Jarosława Kaczyńskiego polityka męczy. Myślę, że jest w niezłych tarapatach, bo pewnie innej roli dla siebie nie widzi. Co miałby robić w życiu?
Brak mu odwagi, a sytuacja wydaje się beznadziejna. Stąd tyle w nim desperacji. Tyle rozczarowania. Tak mało elastyczności i świeżości w myśleniu. Coś się wypaliło, coś skończyło. Z nikąd oparcia. Jedynie potakiwacze i wrogowie.
Znaczna część wyborców jest prezesem PiS zmęczona. Męczy ich jego przewidywalność i radykalizm. Mnie jego tyrady na cały świat także męczą. Są tak intesywne, że na plan dalszy schodzi wszystko to, co PiS miałby elektoratowi do powiedzenia.
Czas odpocząc, udać się na odpoczynek. Cieszyć się życiem, odnaleźć przyjemność w drobiazgach. Łowienie ryb, podróż do słonecznej Italii, pisanie książek?

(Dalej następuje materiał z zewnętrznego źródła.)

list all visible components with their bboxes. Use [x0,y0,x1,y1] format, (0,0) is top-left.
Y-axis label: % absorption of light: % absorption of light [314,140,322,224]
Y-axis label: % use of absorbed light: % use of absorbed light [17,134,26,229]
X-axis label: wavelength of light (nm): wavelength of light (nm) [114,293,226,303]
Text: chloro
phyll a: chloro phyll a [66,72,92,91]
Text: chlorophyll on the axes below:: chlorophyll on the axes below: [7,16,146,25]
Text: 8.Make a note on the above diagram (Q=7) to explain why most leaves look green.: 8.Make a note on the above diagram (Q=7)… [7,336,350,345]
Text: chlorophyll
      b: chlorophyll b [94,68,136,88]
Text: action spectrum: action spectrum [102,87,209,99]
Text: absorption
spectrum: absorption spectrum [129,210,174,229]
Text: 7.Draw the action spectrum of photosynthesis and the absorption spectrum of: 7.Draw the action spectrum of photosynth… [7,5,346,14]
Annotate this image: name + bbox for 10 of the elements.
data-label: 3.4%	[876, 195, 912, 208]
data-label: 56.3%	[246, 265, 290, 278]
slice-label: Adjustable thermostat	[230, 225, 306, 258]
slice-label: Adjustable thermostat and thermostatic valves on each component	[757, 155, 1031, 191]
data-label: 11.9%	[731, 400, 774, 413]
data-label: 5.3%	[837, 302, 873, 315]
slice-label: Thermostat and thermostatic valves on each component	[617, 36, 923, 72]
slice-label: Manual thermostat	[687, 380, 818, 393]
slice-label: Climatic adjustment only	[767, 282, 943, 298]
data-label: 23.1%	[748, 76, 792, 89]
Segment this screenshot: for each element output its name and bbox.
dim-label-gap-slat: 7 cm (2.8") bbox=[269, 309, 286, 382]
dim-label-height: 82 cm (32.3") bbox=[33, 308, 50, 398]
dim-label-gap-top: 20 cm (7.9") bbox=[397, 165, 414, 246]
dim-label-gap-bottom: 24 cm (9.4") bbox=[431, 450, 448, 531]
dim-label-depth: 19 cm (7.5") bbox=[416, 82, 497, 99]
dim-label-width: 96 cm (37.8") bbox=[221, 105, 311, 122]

Nie żebym od razu sugerował dzienniki, w duchu mrożkowskiej odważnej autoanalizy, tak zaskakująco w kontrze do powszechnego wyobrażenie prozaika.
W to, że Jarosław Kaczyński pozwoli na wgląd w swoją osobowość, opowie o pasjach, wątpliwościach i zwyczajnych małych rozczarowaniach, nie wierzę. Choć naiwnie czekając na niepolukrowane autobiografie Wałęsy, Michnika, czekam też, a jakże, na szczere wspomnienia Kaczyńskiego. Przez tyle lat rozdawali w polskiej polityce karty. Już wystarczy. Czas ich minął.